The last reason the Trump Administration should not make tariffs a permanent economic feature is that they increase government intervention, picking ‘winners’ and ‘losers’ among industries and undermining free-market efficiency. Trump’s tariff regime is predominantly designed to benefit American manufacturing; however, federal policy should not benefit the 8% of the American workforce employed in manufacturing at the expense of the broader economy and long-term growth. 

Granting the federal government this power creates a precedent for politically motivated tariffs in the future. The same manufacturers that cheer tariffs today won’t be too happy if Democrats use them down the road to favor green energy firms over automakers. 
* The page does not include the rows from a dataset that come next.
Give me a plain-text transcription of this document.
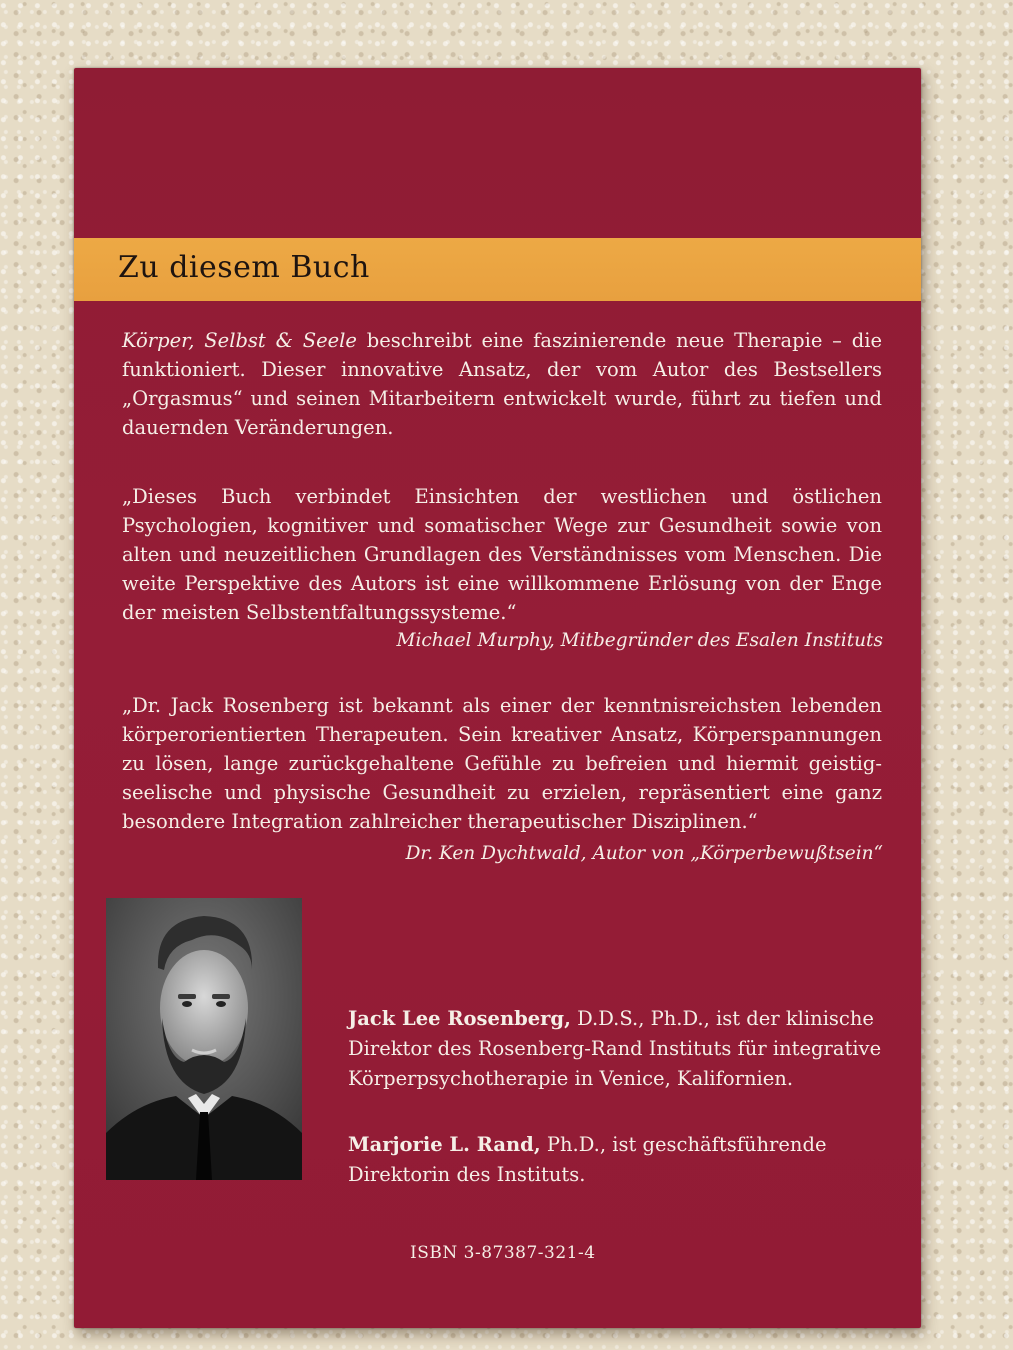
Zu diesem Buch
Körper, Selbst & Seele beschreibt eine faszinierende neue Therapie – die funktioniert. Dieser innovative Ansatz, der vom Autor des Bestsellers „Orgasmus“ und seinen Mitarbeitern entwickelt wurde, führt zu tiefen und dauernden Veränderungen.
„Dieses Buch verbindet Einsichten der westlichen und östlichen Psychologien, kognitiver und somatischer Wege zur Gesundheit sowie von alten und neuzeitlichen Grundlagen des Verständnisses vom Menschen. Die weite Perspektive des Autors ist eine willkommene Erlösung von der Enge der meisten Selbstentfaltungssysteme.“
Michael Murphy, Mitbegründer des Esalen Instituts
„Dr. Jack Rosenberg ist bekannt als einer der kenntnisreichsten lebenden körperorientierten Therapeuten. Sein kreativer Ansatz, Körperspannungen zu lösen, lange zurückgehaltene Gefühle zu befreien und hiermit geistig-seelische und physische Gesundheit zu erzielen, repräsentiert eine ganz besondere Integration zahlreicher therapeutischer Disziplinen.“
Dr. Ken Dychtwald, Autor von „Körperbewußtsein“
Jack Lee Rosenberg, D.D.S., Ph.D., ist der klinische Direktor des Rosenberg-Rand Instituts für integrative Körperpsychotherapie in Venice, Kalifornien.
Marjorie L. Rand, Ph.D., ist geschäftsführende Direktorin des Instituts.
ISBN 3-87387-321-4
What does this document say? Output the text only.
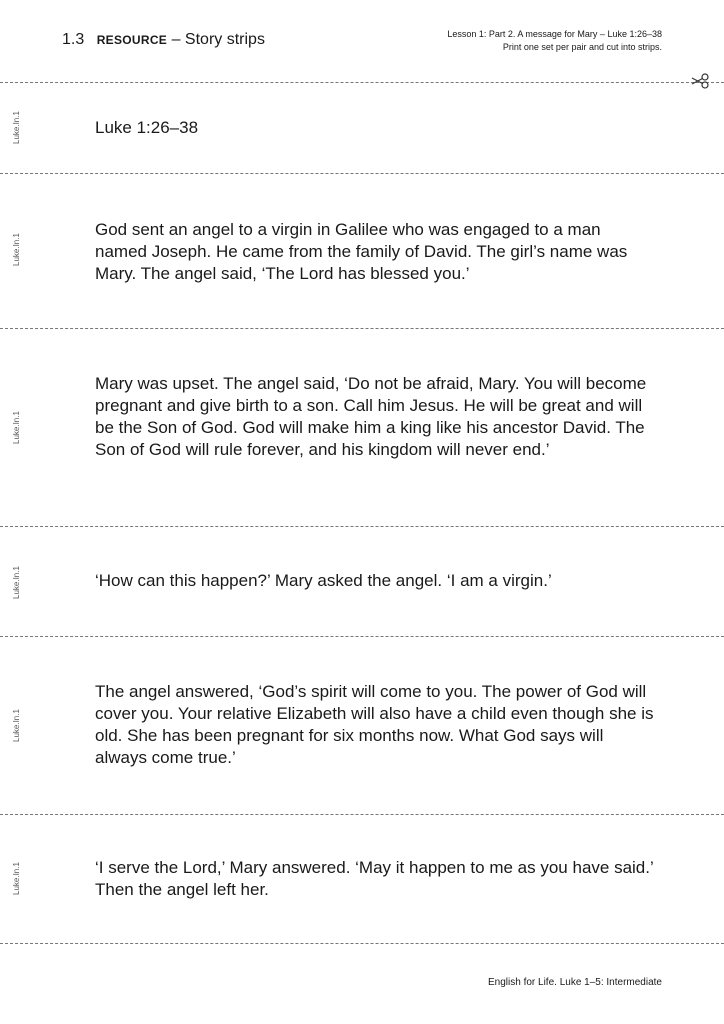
1.3 RESOURCE – Story strips	Lesson 1: Part 2. A message for Mary – Luke 1:26–38
Print one set per pair and cut into strips.
Luke.In.1	Luke 1:26–38
Luke.In.1
God sent an angel to a virgin in Galilee who was engaged to a man named Joseph. He came from the family of David. The girl’s name was Mary. The angel said, ‘The Lord has blessed you.’
Luke.In.1
Mary was upset. The angel said, ‘Do not be afraid, Mary. You will become pregnant and give birth to a son. Call him Jesus. He will be great and will be the Son of God. God will make him a king like his ancestor David. The Son of God will rule forever, and his kingdom will never end.’
Luke.In.1	‘How can this happen?’ Mary asked the angel. ‘I am a virgin.’
Luke.In.1
The angel answered, ‘God’s spirit will come to you. The power of God will cover you. Your relative Elizabeth will also have a child even though she is old. She has been pregnant for six months now. What God says will always come true.’
Luke.In.1	‘I serve the Lord,’ Mary answered. ‘May it happen to me as you have said.’ Then the angel left her.
English for Life. Luke 1–5: Intermediate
The Trump Administration’s long-term tariff policy remains unclear, especially in light of the Supreme Court’s 6-3 ruling in February that the President lacks authority to impose tariffs under the International Emergency Economic Powers Act. But that doesn’t automatically mark a tariff rollback—Trump has made it clear that his administration is exploring other legal avenues to impose tariffs. 

Short-term investment headlines following tariff announcements may give Trump a PR win, but they won’t create lasting economic growth, including in middle America. Ultimately, the administration should remember that sustained prosperity comes from policies that embrace free-market principles—the very system that has lifted billions out of poverty globally. 

Ironically, Democrats’ opposition to Trump’s tariffs in the name of free markets echoes the Republican playbook of decades past.